For individuals gathering with people who do not live in the same household, masks should be worn in homes regardless of the COVID-19 vaccination status, according to the county on Monday.
“Masks must be worn in private settings, including your home, when non-household members are present,” the county wrote, without saying how it would enforce masking inside private homes.
The mandate will also apply to public settings including offices and grocery stores. Businesses will be required to post signs about the mask requirement, the county said.
“Unfortunately, a potential winter surge appears to be a significant threat to the health and safety of our community,” said Santa Cruz County Health Officer Dr. Gail Newel, without providing data for why a “winter surge” will occur.
Citing individuals’ desire to spend more time “with those we love during the holidays, it is important to protect vulnerable friends and family members by wearing a mask indoors,” Newel said.
Santa Cruz County lifted its mask mandate on Sept. 29 as case numbers dropped and vaccine uptake increased. Officials, however, told local media that COVID-19 cases have surged 29 percent in the past two weeks.
According to data provided by Santa Cruz County, which is located south of the San Francisco Bay Area, about 72 percent of residents have received at least one vaccine dose while 67 percent are fully vaccinated.
Newel said the mask requirement will remain in effect indefinitely until it is amended, rescinded, or superseded.
“Those are the three main things to watch but our big concern is also saving lives so we will be watching deaths and, additionally, the impacts on our health care system,” Newel told local media. “There has been quite an increase in hospitalizations in the last week to two weeks.”

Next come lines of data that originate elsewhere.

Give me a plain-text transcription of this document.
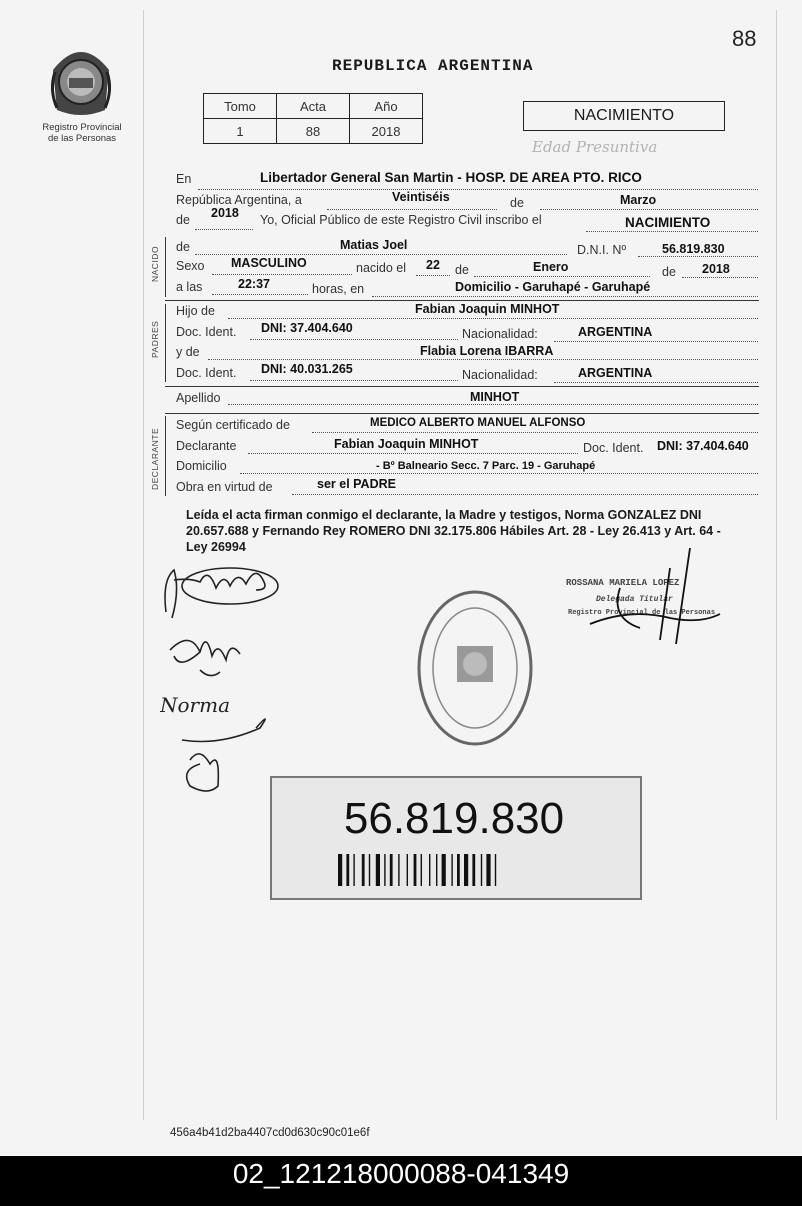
88
Registro Provincial
de las Personas
REPUBLICA ARGENTINA
Tomo	Acta	Año
1	88	2018
NACIMIENTO
Edad Presuntiva
En	Libertador General San Martin - HOSP. DE AREA PTO. RICO
República Argentina, a	Veintiséis	de	Marzo
de 2018 Yo, Oficial Público de este Registro Civil inscribo el	NACIMIENTO
NACIDO de	Matias Joel	D.N.I. Nº	56.819.830
Sexo MASCULINO	nacido el 22 de	Enero	de 2018
a las	22:37	horas, en	Domicilio - Garuhapé - Garuhapé
PADRES
Hijo de	Fabian Joaquin MINHOT
Doc. Ident. DNI: 37.404.640	Nacionalidad:	ARGENTINA
y de	Flabia Lorena IBARRA
Doc. Ident. DNI: 40.031.265	Nacionalidad:	ARGENTINA
Apellido	MINHOT
DECLARANTE
Según certificado de	MEDICO ALBERTO MANUEL ALFONSO
Declarante	Fabian Joaquin MINHOT	Doc. Ident. DNI: 37.404.640
Domicilio	- Bº Balneario Secc. 7 Parc. 19 - Garuhapé
Obra en virtud de	ser el PADRE
Leída el acta firman conmigo el declarante, la Madre y testigos, Norma GONZALEZ DNI 20.657.688 y Fernando Rey ROMERO DNI 32.175.806 Hábiles Art. 28 - Ley 26.413 y Art. 64 - Ley 26994
Norma
ROSSANA MARIELA LOPEZ
Delegada Titular
Registro Provincial de las Personas
56.819.830
456a4b41d2ba4407cd0d630c90c01e6f
02_121218000088-041349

She also said that health officials will monitor cases, hospitalizations, and other data.
“We just don’t know what lies ahead. We don’t know enough about this virus; about the variant; about data tracking and monitoring to really know at this point when it’s going to be safe to lift the order.” Newel told KSBW.
Data from the CDC suggests that California’s COVID-19 transmission rate is currently higher than states in the Southeast United States. The seven-case average in California as of Nov. 21 is more than double that of Florida, which has statewide orders banning masking or vaccine mandates.
The Epoch Times has contacted Santa Cruz County for additional comment.